São inúmeros os pastores espalhados pelos Brasil e fora dele que passaram por suas mãos. Eles guardam as mais gratas recordações do Mestre, Dr. Reynaldo Purim e dizem, com saudades: “Ah, as aulas do Dr. Purim.”

ACERVO DAS PUBLICAÇÕES:
Além do livro mencionado acima, Jesus Cristo – Reconciliador, 119 p. foram publicados os seguintes:
* JESUS CRISTO NO PANORAMA DA HISTÓRIA, 94p.;
* A IGREJA DE JESUS CRISTO, 68 p.;
* O ESPÍRITO SANTO, 119 p.;
* Conteúdos de aulas no Seminário do Sul à disposição dos interessados:
* APOLOGÉTICA CRISTÃ, 72 p;
* ELEMENTOS DE METAFÍSICA COM VISTAS À TEOLOGIA CRISTÃ, 70 p.
* FILOSOFIA DA RELIGIÃO CRISTÃ, 104 p.;
* HISTÓRIA DA FILOSOFIA, 100 p.
* INTRODUÇÃO À FILOSOFIA, 42 p.
* LÓGICA. 68 P.
* METODOLOGIA TEOLÓGICA CRISTÃ, 42 p;
* TEOLOGIA BÍBLICA DO NOVO TESTAMENTO, 100 p.

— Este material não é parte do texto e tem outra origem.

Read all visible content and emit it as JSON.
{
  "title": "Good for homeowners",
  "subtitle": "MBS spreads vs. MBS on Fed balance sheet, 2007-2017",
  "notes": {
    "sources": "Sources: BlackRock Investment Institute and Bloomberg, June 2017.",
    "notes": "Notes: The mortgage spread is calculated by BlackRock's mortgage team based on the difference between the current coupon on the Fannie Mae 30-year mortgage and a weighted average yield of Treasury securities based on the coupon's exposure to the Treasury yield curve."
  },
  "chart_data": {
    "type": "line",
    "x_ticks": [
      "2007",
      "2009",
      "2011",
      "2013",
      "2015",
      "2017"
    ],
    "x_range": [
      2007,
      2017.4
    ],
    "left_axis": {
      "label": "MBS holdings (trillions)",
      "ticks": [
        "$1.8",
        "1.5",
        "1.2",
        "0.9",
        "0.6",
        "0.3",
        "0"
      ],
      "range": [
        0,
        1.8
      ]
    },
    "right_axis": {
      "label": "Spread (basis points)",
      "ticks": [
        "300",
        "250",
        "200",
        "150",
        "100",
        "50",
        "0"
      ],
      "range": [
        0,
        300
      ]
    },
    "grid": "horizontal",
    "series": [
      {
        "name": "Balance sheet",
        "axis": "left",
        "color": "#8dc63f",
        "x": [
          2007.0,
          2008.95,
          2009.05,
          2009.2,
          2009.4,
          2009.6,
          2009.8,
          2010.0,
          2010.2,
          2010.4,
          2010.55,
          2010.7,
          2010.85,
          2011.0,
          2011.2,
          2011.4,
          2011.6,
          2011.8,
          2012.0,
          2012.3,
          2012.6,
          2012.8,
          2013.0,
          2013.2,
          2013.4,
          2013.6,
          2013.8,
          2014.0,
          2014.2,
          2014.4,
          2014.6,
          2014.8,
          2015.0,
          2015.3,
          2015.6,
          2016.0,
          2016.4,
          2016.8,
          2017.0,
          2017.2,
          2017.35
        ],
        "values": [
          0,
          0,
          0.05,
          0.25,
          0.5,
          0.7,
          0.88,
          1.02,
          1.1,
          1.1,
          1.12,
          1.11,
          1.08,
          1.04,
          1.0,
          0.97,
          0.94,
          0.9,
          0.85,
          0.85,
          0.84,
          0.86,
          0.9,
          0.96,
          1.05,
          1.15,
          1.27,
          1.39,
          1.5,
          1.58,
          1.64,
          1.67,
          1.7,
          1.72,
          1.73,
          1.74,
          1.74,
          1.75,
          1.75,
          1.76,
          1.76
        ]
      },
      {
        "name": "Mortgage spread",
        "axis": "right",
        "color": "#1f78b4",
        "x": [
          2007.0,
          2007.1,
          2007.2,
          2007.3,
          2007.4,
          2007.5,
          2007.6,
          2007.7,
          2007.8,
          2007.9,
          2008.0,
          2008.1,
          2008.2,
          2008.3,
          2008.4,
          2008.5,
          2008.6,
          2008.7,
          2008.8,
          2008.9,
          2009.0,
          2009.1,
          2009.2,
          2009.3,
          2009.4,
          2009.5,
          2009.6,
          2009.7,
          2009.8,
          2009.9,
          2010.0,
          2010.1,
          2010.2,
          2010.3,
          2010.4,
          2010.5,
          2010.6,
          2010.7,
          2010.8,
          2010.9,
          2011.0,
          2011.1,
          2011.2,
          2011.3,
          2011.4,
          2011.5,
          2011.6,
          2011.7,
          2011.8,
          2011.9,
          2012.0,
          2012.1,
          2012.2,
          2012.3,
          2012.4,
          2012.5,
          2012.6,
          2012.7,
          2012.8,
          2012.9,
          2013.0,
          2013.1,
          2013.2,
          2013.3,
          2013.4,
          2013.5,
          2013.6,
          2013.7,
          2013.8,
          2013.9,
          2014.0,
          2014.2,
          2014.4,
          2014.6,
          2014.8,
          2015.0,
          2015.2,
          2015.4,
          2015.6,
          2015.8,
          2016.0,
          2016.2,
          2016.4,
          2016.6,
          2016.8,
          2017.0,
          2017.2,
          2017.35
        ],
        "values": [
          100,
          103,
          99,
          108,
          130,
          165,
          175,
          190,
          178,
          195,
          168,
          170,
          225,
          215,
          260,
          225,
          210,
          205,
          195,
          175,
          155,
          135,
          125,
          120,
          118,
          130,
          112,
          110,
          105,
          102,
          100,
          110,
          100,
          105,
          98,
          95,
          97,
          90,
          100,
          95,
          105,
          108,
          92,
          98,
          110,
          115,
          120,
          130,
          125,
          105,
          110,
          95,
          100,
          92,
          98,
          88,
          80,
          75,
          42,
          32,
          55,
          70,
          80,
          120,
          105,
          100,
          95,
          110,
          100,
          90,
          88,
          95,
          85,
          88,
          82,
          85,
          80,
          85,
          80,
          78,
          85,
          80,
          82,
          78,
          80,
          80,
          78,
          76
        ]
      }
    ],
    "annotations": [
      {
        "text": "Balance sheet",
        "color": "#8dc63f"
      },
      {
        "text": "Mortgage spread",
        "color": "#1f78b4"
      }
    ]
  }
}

* Outro material produzido para fins específicos, também à disposição:
* A Essência da Obra de Cristo que é uma Introdução à Filosofia da Morte e Ressurreição de Jesus Cristo – Tese de doutorado traduzida para o português por Cláudio Vital de Souza. 206p.;
* A IGREJA DE CRISTO E SUA MISSÃO EVANGELIZADORA, 24 p;
* A PREEMINÊNCIA DO INDIVÍDUO SOBRE AS CLASSES ORGANIZADAS, 10 p.
* ALGUNS PRINCÍPIOS EXCLUSIVAMENTE BATISTAS, 16 p.;
* AUTORIDADE NA RELIGIÃO CRISTÃ, 70 p.;
* DEMOCRACIA CRISTÃ (entrevista), 8 p.;
* IDÉIAS BÍBLICAS PARA SEUS SERMÕES (Esboços) Vol. I, 98 p.
* IDÉIAS BÍBLICAS PARA SEUS SERMÕES (Esboços) Vol. II,98 p.
* IDÉIAS BÍBLICAS PARA SEUS SERMÕES (Esboços) Vol. III,99 p.
* O BATISMO NO ESPÍRITO SANTO, 8 p.;
* O ENSINO DE JESUS SOBRE O ESPÍRITO SANTO, 10 p.;
* O PODER DO ALTO, (Sermão) 20 p;
* ORIENTAÇÃO PARA OS NOVOS CRENTES, 24 p.;
* PREDESTINAÇÃO E APOSTASIA ou A PERSEVERANÇA DOS SALVOS, 70 p.;
* PRINCÍPIOS BATISTAS (tese para os pastores do Estado do Rio), 38 p.;
* Acervo das lições da Revista da União de Mocidade Batista da qual ele foi redator no período de Janeiro de 1936 a dezembro de 1942. Trata-se de uma coletânea de lições que foram usadas para os jovens nas então chamadas “Uniões de Mocidade” e que objetivavam a educação cristã e treinamento. São lições preciosas que estarão sendo publicadas sob o tema: “Eu vos escreví”

Sinto-me responsável em preservar os escritos dele e colocá-los à disposição para que o seu pensamento continue influenciando e formando a mentalidade das gerações presentes e futuras conforme a nossa única Regra de Doutrina e Conduta – a Bíblia.

Quatro Barras, PR, 20 de fevereiro de 2012.